I never drank tea until I went to China when I was 18. There, I had no option. Green tea was served by default at all meals, and there was always a flask by your bedside in guesthouses and hotels.
Ubiquitous doesn’t really do full justice to the omnipresence of tea in China. Although the Chinese only drink something more than a quarter of the quantity that we do in Britain, they are by far and away the largest producers of the precious plant, responsible for a third of global production.
Only after my visit did I fully comprehend the staggering contempt implied by the saying, ‘Not for all the tea in China’.
My Chinese education explains why I take my tea with neither milk nor sugar.
I dread to imagine the state of my teeth had I starting drinking tea just a few weeks before, when I was in Egypt. In the Nile Valley, the default is tiny glasses of black tea filled halfway with white sugar and, perhaps, a sprig of mint.
It’s got more in common with a Magnum ice cream than the restorative brew I found in China.
The point is that, since 2001, I have rarely been without tea. Often green, occasionally black if I need the astringent caffeine hit.
Just as often, though, I’ll have what the French would call a tisane, or what the more pretentious English would call a herbal infusion – a redbush, a chamomile, a peppermint, or some other preparation of dried organic matter.
For me, the point is not the caffeine or even the flavour, but the psychological comfort of having something to do with my hands (behave yourself) between essays at the keyboard.
In days past, writers smoked cigarettes, cigars or cigarillos; many still use alcohol. I used to chew gum and eat biscuits. But tea, I find, offers something else.
I’m preaching to the choir, of course. All of my friends, bar one, drink tea in copious quantities. So why bring this up today?
Last weekend, after a day spent working on Foiled, Beth and I went dancing. On the way home, I can’t remember why, Beth was holding forth on the subject of morning tea.
She told me that, whenever she stays over at her parents’ place, her mum creeps up to her room in the morning with a fresh brew. She knocks softly on Beth’s door, lays the tea (milk, no sugar) down on her bedside table, and gently whispers: ‘There’s a tea there if you want it.’
Her mum does this all so lightly that there’s no chance of Beth waking from a deep sleep, but if she’s already drifting to the surface of consciousness, then – lo and behold – the greatest start to a morning imaginable.
This vignette led to a discussion on the role of empathy in relationships.
The Golden Rule exhorts us to treat others as we would wish ourselves to be treated. It’s good enough so far as it goes, but in my opinion the Golden Rule does not go even nearly far enough.
Most of us, let’s be honest, treat ourselves like shit. We have such a low opinion of ourselves, that we would never in our wildest dreams imagine anyone else would ever make us a cup of tea in the morning.
If we were to follow the mere Golden Rule for our behaviour, we would likewise never think of making a morning tea for anyone else.
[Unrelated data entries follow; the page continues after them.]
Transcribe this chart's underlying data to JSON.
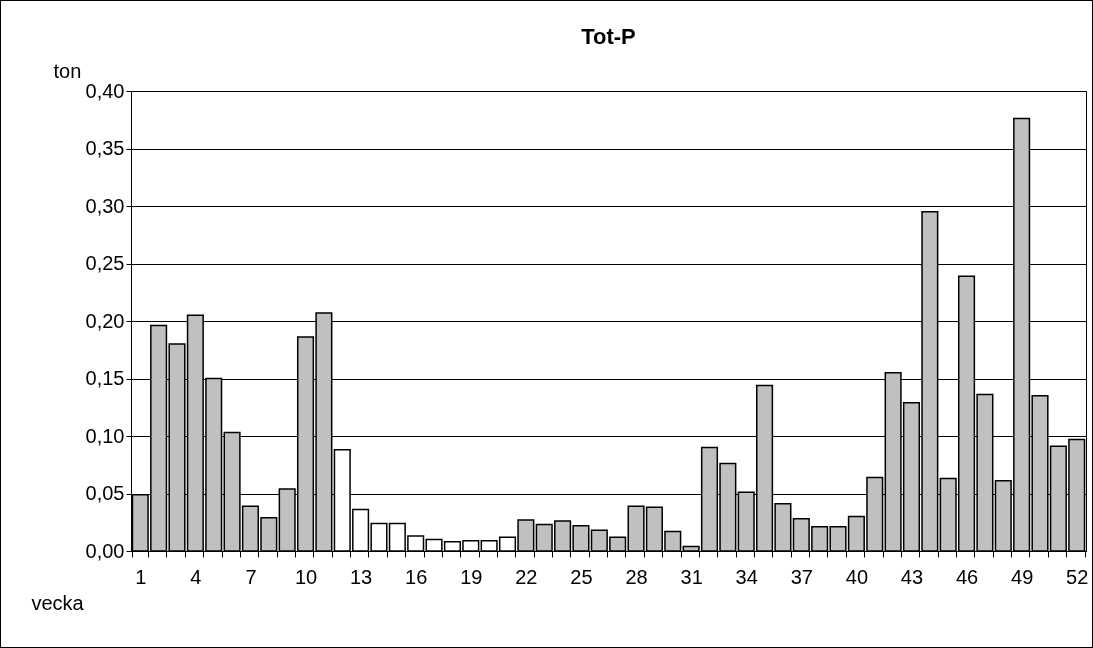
{
  "chart_data": {
    "type": "bar",
    "title": "Tot-P",
    "ylabel": "ton",
    "xlabel": "vecka",
    "categories": [
      "1",
      null,
      null,
      "4",
      null,
      null,
      "7",
      null,
      null,
      "10",
      null,
      null,
      "13",
      null,
      null,
      "16",
      null,
      null,
      "19",
      null,
      null,
      "22",
      null,
      null,
      "25",
      null,
      null,
      "28",
      null,
      null,
      "31",
      null,
      null,
      "34",
      null,
      null,
      "37",
      null,
      null,
      "40",
      null,
      null,
      "43",
      null,
      null,
      "46",
      null,
      null,
      "49",
      null,
      null,
      "52"
    ],
    "values": [
      0.049,
      0.196,
      0.18,
      0.205,
      0.15,
      0.103,
      0.039,
      0.029,
      0.054,
      0.186,
      0.207,
      0.088,
      0.036,
      0.024,
      0.024,
      0.013,
      0.01,
      0.008,
      0.009,
      0.009,
      0.012,
      0.027,
      0.023,
      0.026,
      0.022,
      0.018,
      0.012,
      0.039,
      0.038,
      0.017,
      0.004,
      0.09,
      0.076,
      0.051,
      0.144,
      0.041,
      0.028,
      0.021,
      0.021,
      0.03,
      0.064,
      0.155,
      0.129,
      0.295,
      0.063,
      0.239,
      0.136,
      0.061,
      0.376,
      0.135,
      0.091,
      0.097
    ],
    "colors": [
      "#c0c0c0",
      "#c0c0c0",
      "#c0c0c0",
      "#c0c0c0",
      "#c0c0c0",
      "#c0c0c0",
      "#c0c0c0",
      "#c0c0c0",
      "#c0c0c0",
      "#c0c0c0",
      "#c0c0c0",
      "#ffffff",
      "#ffffff",
      "#ffffff",
      "#ffffff",
      "#ffffff",
      "#ffffff",
      "#ffffff",
      "#ffffff",
      "#ffffff",
      "#ffffff",
      "#c0c0c0",
      "#c0c0c0",
      "#c0c0c0",
      "#c0c0c0",
      "#c0c0c0",
      "#c0c0c0",
      "#c0c0c0",
      "#c0c0c0",
      "#c0c0c0",
      "#c0c0c0",
      "#c0c0c0",
      "#c0c0c0",
      "#c0c0c0",
      "#c0c0c0",
      "#c0c0c0",
      "#c0c0c0",
      "#c0c0c0",
      "#c0c0c0",
      "#c0c0c0",
      "#c0c0c0",
      "#c0c0c0",
      "#c0c0c0",
      "#c0c0c0",
      "#c0c0c0",
      "#c0c0c0",
      "#c0c0c0",
      "#c0c0c0",
      "#c0c0c0",
      "#c0c0c0",
      "#c0c0c0",
      "#c0c0c0"
    ],
    "ylim": [
      0,
      0.4
    ],
    "yticks": [
      {
        "value": 0,
        "label": "0,00"
      },
      {
        "value": 0.05,
        "label": "0,05"
      },
      {
        "value": 0.1,
        "label": "0,10"
      },
      {
        "value": 0.15,
        "label": "0,15"
      },
      {
        "value": 0.2,
        "label": "0,20"
      },
      {
        "value": 0.25,
        "label": "0,25"
      },
      {
        "value": 0.3,
        "label": "0,30"
      },
      {
        "value": 0.35,
        "label": "0,35"
      },
      {
        "value": 0.4,
        "label": "0,40"
      }
    ],
    "grid": "y"
  }
}
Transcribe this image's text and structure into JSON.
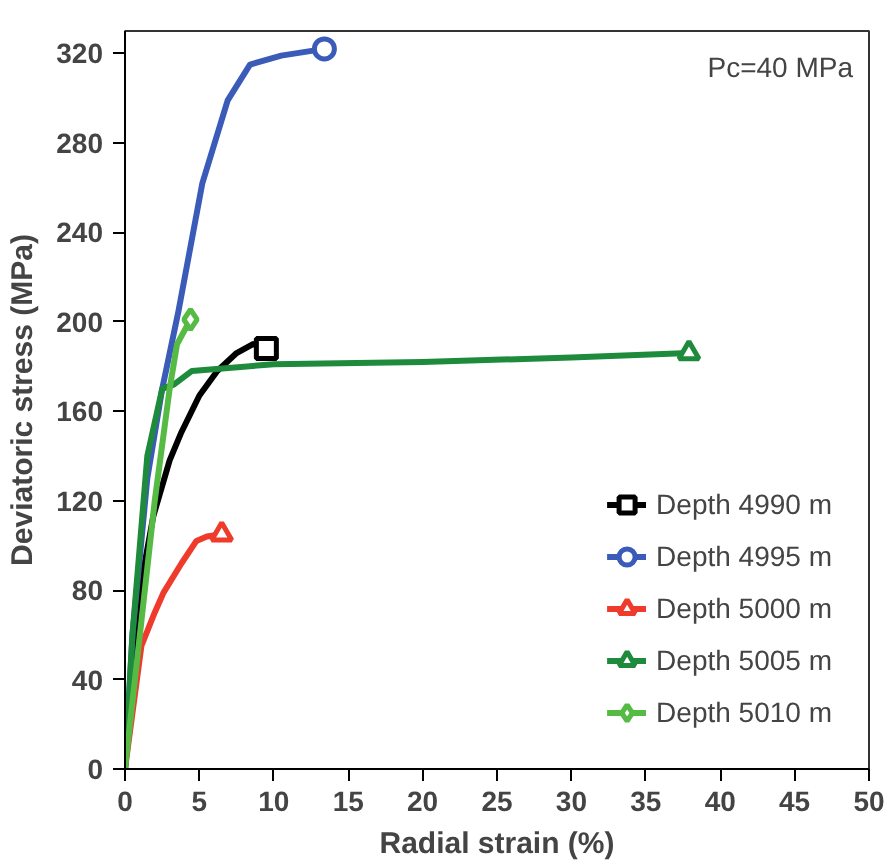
{
  "chart_data": {
    "type": "line",
    "xlabel": "Radial strain (%)",
    "ylabel": "Deviatoric stress (MPa)",
    "annotations": [
      "Pc=40 MPa"
    ],
    "xlim": [
      0,
      50
    ],
    "xticks": [
      0,
      5,
      10,
      15,
      20,
      25,
      30,
      35,
      40,
      45,
      50
    ],
    "ylim": [
      0,
      330
    ],
    "yticks": [
      0,
      40,
      80,
      120,
      160,
      200,
      240,
      280,
      320
    ],
    "grid": false,
    "legend": "bottom right",
    "line_style": "solid",
    "series": [
      {
        "name": "Depth 4990 m",
        "color": "#000000",
        "x": [
          0,
          0.5,
          1,
          1.9,
          3,
          3.75,
          5,
          6.2,
          7.5,
          8.6,
          9.5
        ],
        "values": [
          0,
          50,
          80,
          113,
          138,
          150,
          167,
          178,
          186,
          190,
          188
        ]
      },
      {
        "name": "Depth 4995 m",
        "color": "#3a5bb8",
        "x": [
          0,
          0.5,
          1.5,
          2.5,
          3.6,
          5.2,
          6.9,
          8.4,
          10.5,
          13.4
        ],
        "values": [
          0,
          60,
          130,
          170,
          205,
          262,
          299,
          315,
          319,
          322
        ]
      },
      {
        "name": "Depth 5000 m",
        "color": "#ee3b2b",
        "x": [
          0,
          1.1,
          2,
          2.6,
          3.8,
          4.8,
          5.5,
          6.5
        ],
        "values": [
          0,
          55,
          70,
          79,
          92,
          102,
          104,
          105
        ]
      },
      {
        "name": "Depth 5005 m",
        "color": "#1e8a3c",
        "x": [
          0,
          0.5,
          1,
          1.5,
          2.5,
          3.3,
          4.5,
          10,
          20,
          30,
          37.9
        ],
        "values": [
          0,
          60,
          100,
          140,
          170,
          172,
          178,
          181,
          182,
          184,
          186
        ]
      },
      {
        "name": "Depth 5010 m",
        "color": "#55bb44",
        "x": [
          0,
          1,
          2,
          3,
          3.5,
          4.4
        ],
        "values": [
          0,
          60,
          120,
          170,
          190,
          201
        ]
      },
      {
        "type": "scatter",
        "color": "#000000",
        "marker": "square",
        "x": [
          9.5
        ],
        "values": [
          188
        ]
      },
      {
        "type": "scatter",
        "color": "#3a5bb8",
        "marker": "circle",
        "x": [
          13.4
        ],
        "values": [
          322
        ]
      },
      {
        "type": "scatter",
        "color": "#ee3b2b",
        "marker": "triangle",
        "x": [
          6.5
        ],
        "values": [
          105
        ]
      },
      {
        "type": "scatter",
        "color": "#1e8a3c",
        "marker": "triangle",
        "x": [
          37.9
        ],
        "values": [
          186
        ]
      },
      {
        "type": "scatter",
        "color": "#55bb44",
        "marker": "diamond",
        "x": [
          4.4
        ],
        "values": [
          201
        ]
      }
    ]
  }
}
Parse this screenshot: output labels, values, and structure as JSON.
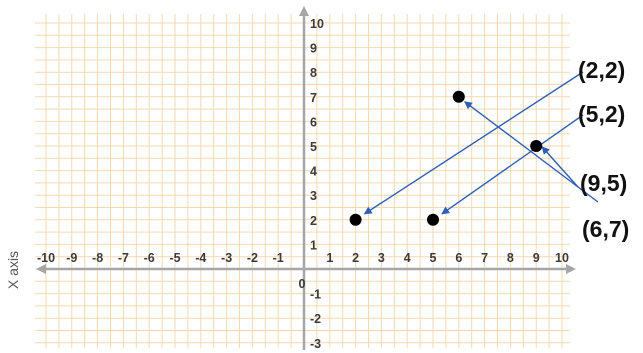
{
  "chart_data": {
    "type": "scatter",
    "title": "",
    "xlabel": "",
    "ylabel": "X axis",
    "xlim": [
      -10,
      10
    ],
    "ylim": [
      -3,
      10
    ],
    "grid": true,
    "x_ticks": [
      -10,
      -9,
      -8,
      -7,
      -6,
      -5,
      -4,
      -3,
      -2,
      -1,
      1,
      2,
      3,
      4,
      5,
      6,
      7,
      8,
      9,
      10
    ],
    "y_ticks": [
      10,
      9,
      8,
      7,
      6,
      5,
      4,
      3,
      2,
      1,
      -1,
      -2,
      -3
    ],
    "origin_label": "0",
    "points": [
      {
        "x": 2,
        "y": 2
      },
      {
        "x": 5,
        "y": 2
      },
      {
        "x": 6,
        "y": 7
      },
      {
        "x": 9,
        "y": 5
      }
    ],
    "annotations": [
      {
        "text": "(2,2)",
        "x": 2,
        "y": 2
      },
      {
        "text": "(5,2)",
        "x": 5,
        "y": 2
      },
      {
        "text": "(9,5)",
        "x": 9,
        "y": 5
      },
      {
        "text": "(6,7)",
        "x": 6,
        "y": 7
      }
    ],
    "colors": {
      "grid": "#f2d9b3",
      "axis": "#a6a6a6",
      "point": "#000000",
      "arrow": "#2f5fb3"
    }
  }
}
And – lo and behold – this is how many relationships pan out.
Yesterday, the same topic came up with another friend – let’s call her Ariadne for no reason whatsoever – who lives with a couple. Ariadne told me how annoyed she was that the boyfriend would never make a morning cuppa for his girlfriend.
‘He’s up at the same time as me. I’m always in a rush; he never is. And yet he never makes her a cup of tea; I do.’
Sometimes Ariadne brings the girlfriend tea when the boyfriend is in bed kissing her goodbye. ‘You’re just shit-stirring now,’ he says.
And of course she is. But if he swallowed his pride for one second and saw how happy that morning tea made his girlfriend, then he’d see that the cognitive cost of doing something for someone else is, quelle horreur!, outweighed a hundred times over by the closer relationships we earn.
Science has shown this. Give someone a warm drink and they feel more warmly towards you – and not just metaphorically:
participants who briefly held a cup of hot (versus iced) coffee judged a target person as having a “warmer” personality (generous, caring)
Source // Guardian write-up
We need a new rule. Perhaps we can baptise it the Astatine Rule, after the rarest naturally-occurring element on earth.
The Astatine Rule says that we should treat others as we would ourselves wish to be treated in our wildest fantasies of existence (behave yourself!).
This second part is crucial: unless your life has been an endless waterfall of rainbows and unicorns then there is no point merely repeating the behaviour you’ve learnt thus far.
Imagining a peak existence (or anything) greater than you’ve ever experienced is really hard; that’s why relationships all too often settle down to baseline.
We need inspiration more extraordinarily creative to set our empathic imaginations free and kick start a virtuous cycle of kindness (and cups of tea). Stories help.
The morning after our dance, I woke up before Beth. I crept into the kitchen, past where she was sleeping in the living room, and put the kettle on the hob. I caught the boil just before it whistled, loaded up her mug with black tea and milk, and stirred until it was the colour of caramel chocolate.
Then I tiptoed into the living room and laid the mug down by her bedside. ‘There’s a tea there if you want it,’ I whispered.